Listen to our latest Investing Matters Podcast episode 'Uncovering opportunities with investment trusts' with The AIC's Richard Stone here.
"Lloyds was in the process of becoming a landlord en scale, how has this been working out?"
Im also interested to see how that progresses. Bit of a wild card - no experience of letting and housing management, they are trying to mitigate by partnerships with developers and buying new builds off plan. I imagine theres risk of equity loss as they believe they can be teh UK biggest landlord within five years. Their real commitment to the programme is fairly questionable right now going by their web presence https://www.citra.co.uk
Potentially, if they achieve their goal it's a regular diversified income and more opportunities to provide associated products and long term equity increase. Middle income commuters fitted out with new build flats in towns with employment seem to be their target market.
Heres what they bought into in June:
https://www.insidermedia.com/news/south-east/citra-living-buys-riverside-park-properties
WW
"67Sam, it’s the UTURN, plain and simple."
Oh, OK. Thanks for reply. So it's the U turn that the government haven't done yet, but everyone thinks is inevitable.
That should be OK then. Its not like they would lose all credibility and have the country becomes destabilised by another flux of leadership.
Great. I do love a share bounce.
Anyone want to share their view why the share price has yo yo'd so much yesterday and today?
I was surprised by todays recovery, I had expected it to remain below 40p.
Other than pricing in a Truss u turn, which may or may not happen, what else has returned it back into the 40's?
"Absolute idiots"
Someone has to take a lead on balancing the needs of those who want and can afford meat and dairy with the problems built into intensive farming. The early adopters will always be called idiots and worse.

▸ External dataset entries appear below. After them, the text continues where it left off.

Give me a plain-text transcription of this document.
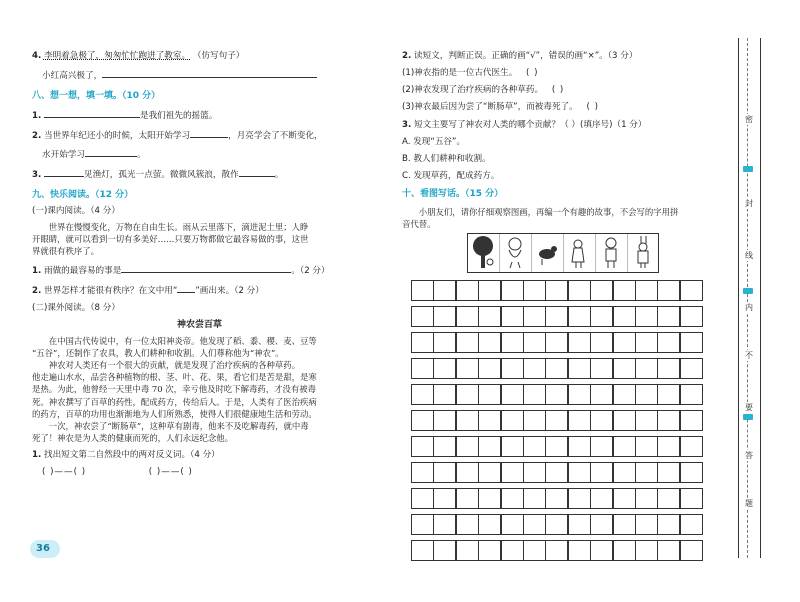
4. 李明着急极了，匆匆忙忙跑进了教室。 （仿写句子）
小红高兴极了，
八、想一想，填一填。（10 分）
1.	是我们祖先的摇篮。
2. 当世界年纪还小的时候，太阳开始学习	，月亮学会了不断变化，
水开始学习	。
3.	见渔灯，孤光一点萤。微微风簇浪，散作	。
九、快乐阅读。（12 分）
(一)课内阅读。（4 分）
世界在慢慢变化，万物在自由生长。雨从云里落下，滴进泥土里；人睁
开眼睛，就可以看到一切有多美好……只要万物都做它最容易做的事，这世
界就很有秩序了。
1. 雨做的最容易的事是	。（2 分）
2. 世界怎样才能很有秩序？在文中用“ ”画出来。（2 分）
(二)课外阅读。（8 分）
神农尝百草
在中国古代传说中，有一位太阳神炎帝。他发现了稻、黍、稷、麦、豆等
“五谷”，还制作了农具，教人们耕种和收割。人们尊称他为“神农”。
神农对人类还有一个很大的贡献，就是发现了治疗疾病的各种草药。
他走遍山水水，品尝各种植物的根、茎、叶、花、果，看它们是苦是甜，是寒
是热。为此，他曾经一天里中毒 70 次，幸亏他及时吃下解毒药，才没有被毒
死。神农撰写了百草的药性，配成药方，传给后人。于是，人类有了医治疾病
的药方，百草的功用也渐渐地为人们所熟悉，使得人们很健康地生活和劳动。
一次，神农尝了“断肠草”，这种草有剧毒，他来不及吃解毒药，就中毒
死了！神农是为人类的健康而死的，人们永远纪念他。
1. 找出短文第二自然段中的两对反义词。（4 分）
( )——( )	( )——( )
36
2. 读短文，判断正误。正确的画“√”，错误的画“×”。（3 分）
(1)神农指的是一位古代医生。 ( )
(2)神农发现了治疗疾病的各种草药。 ( )
(3)神农最后因为尝了“断肠草”，而被毒死了。 ( )
3. 短文主要写了神农对人类的哪个贡献？（ ）(填序号)（1 分）
A. 发现“五谷”。
B. 教人们耕种和收割。
C. 发现草药，配成药方。
十、看图写话。（15 分）
小朋友们，请你仔细观察图画，再编一个有趣的故事，不会写的字用拼
音代替。
密
封
线
内
不
要
答
题
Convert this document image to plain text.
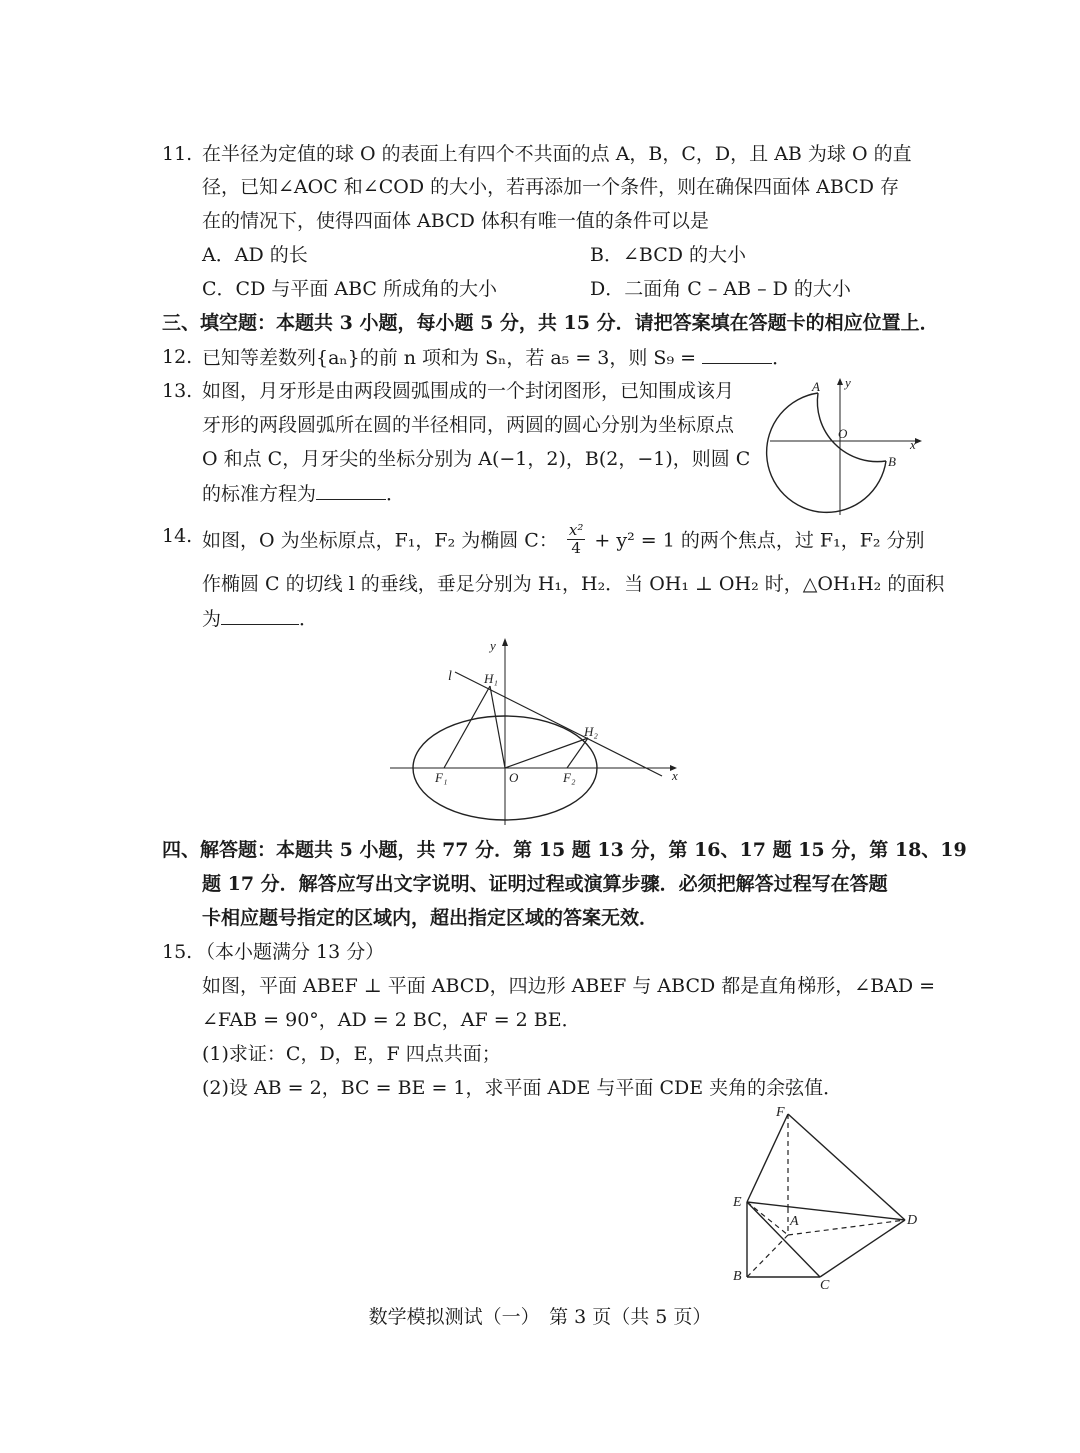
11. 在半径为定值的球 O 的表面上有四个不共面的点 A，B，C，D，且 AB 为球 O 的直
径，已知∠AOC 和∠COD 的大小，若再添加一个条件，则在确保四面体 ABCD 存
在的情况下，使得四面体 ABCD 体积有唯一值的条件可以是
A．AD 的长	B．∠BCD 的大小
C．CD 与平面 ABC 所成角的大小	D．二面角 C – AB – D 的大小
三、填空题：本题共 3 小题，每小题 5 分，共 15 分．请把答案填在答题卡的相应位置上．
12. 已知等差数列{aₙ}的前 n 项和为 Sₙ，若 a₅ = 3，则 S₉ =	．
13. 如图，月牙形是由两段圆弧围成的一个封闭图形，已知围成该月
牙形的两段圆弧所在圆的半径相同，两圆的圆心分别为坐标原点
O 和点 C，月牙尖的坐标分别为 A(−1，2)，B(2，−1)，则圆 C
的标准方程为	．
A y
O
x
B
14. 如图，O 为坐标原点，F₁，F₂ 为椭圆 C： $\frac{\text{x²}}{4} + y^2 = 1$ 的两个焦点，过 F₁，F₂ 分别
作椭圆 C 的切线 l 的垂线，垂足分别为 H₁，H₂．当 OH₁ ⊥ OH₂ 时，△OH₁H₂ 的面积
为	．
l H₁
H₂
y
x
F₁	O	F₂
四、解答题：本题共 5 小题，共 77 分．第 15 题 13 分，第 16、17 题 15 分，第 18、19
题 17 分．解答应写出文字说明、证明过程或演算步骤．必须把解答过程写在答题
卡相应题号指定的区域内，超出指定区域的答案无效．
15. （本小题满分 13 分）
如图，平面 ABEF ⊥ 平面 ABCD，四边形 ABEF 与 ABCD 都是直角梯形，∠BAD =
∠FAB = 90°，AD = 2 BC，AF = 2 BE．
(1)求证：C，D，E，F 四点共面；
(2)设 AB = 2，BC = BE = 1，求平面 ADE 与平面 CDE 夹角的余弦值．
F
E
A	D
B
C
数学模拟测试（一）　第 3 页（共 5 页）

Problematic thing methane - although shorter lived than CO2 it has a much potent effect on the atmosphere trapping in heat.
But I appreciate I am in a minority of a very few that care on this board.
WW
"...shelf life of a lettuce"
The opening paragraph of the article is the best summary I have read yet:
"Liz truss has already secured a place in history. However long she now lasts in office, she is set to be remembered as the prime minister whose grip on power was the shortest in British political history. Ms Truss entered Downing Street on September 6th. She blew up her own government with a package of unfunded tax cuts and energy-price guarantees on September 23rd. Take away the ten days of mourning after the death of the queen, and she had seven days in control. That is the shelf-life of a lettuce."
https://www.economist.com/leaders/2022/10/11/liz-truss-has-made-britain-a-riskier-bet-for-bond-investors
Suf
Up to you, but you'll get sore either way.
This isn't about whether rags are left or right wing. Government borrowing is a public issue, the cost of borrowing over ten years briefly went to the highest since 2008 today. Back to the level that sparked the BoE intervention. Mortgages are at 6%. Whatever your politics, most people (ok maybe not Skier) would agree the PM and Chancellor's actions have been reckless and damaging.
Gazzle
"Three consecutive buy backs, three disappointing share price on completion. Einstein's theory of insanity applies."
I take from that you would have preferred the 2.something pence as a special dividend. Other people here do agree with you, but not everyone.
Imagine for a moment if this special had been paid, and 71.5B shares remained in circulation now, increasing year on year.
Do you think the SP would be higher or lower than it is now?
Did you expect to see real time increases in the share price day by day throughout the buyback, or did you expect the benefit to compound over the long term?
Do you think all buybacks are insanity - or just the ones Lloyds perform?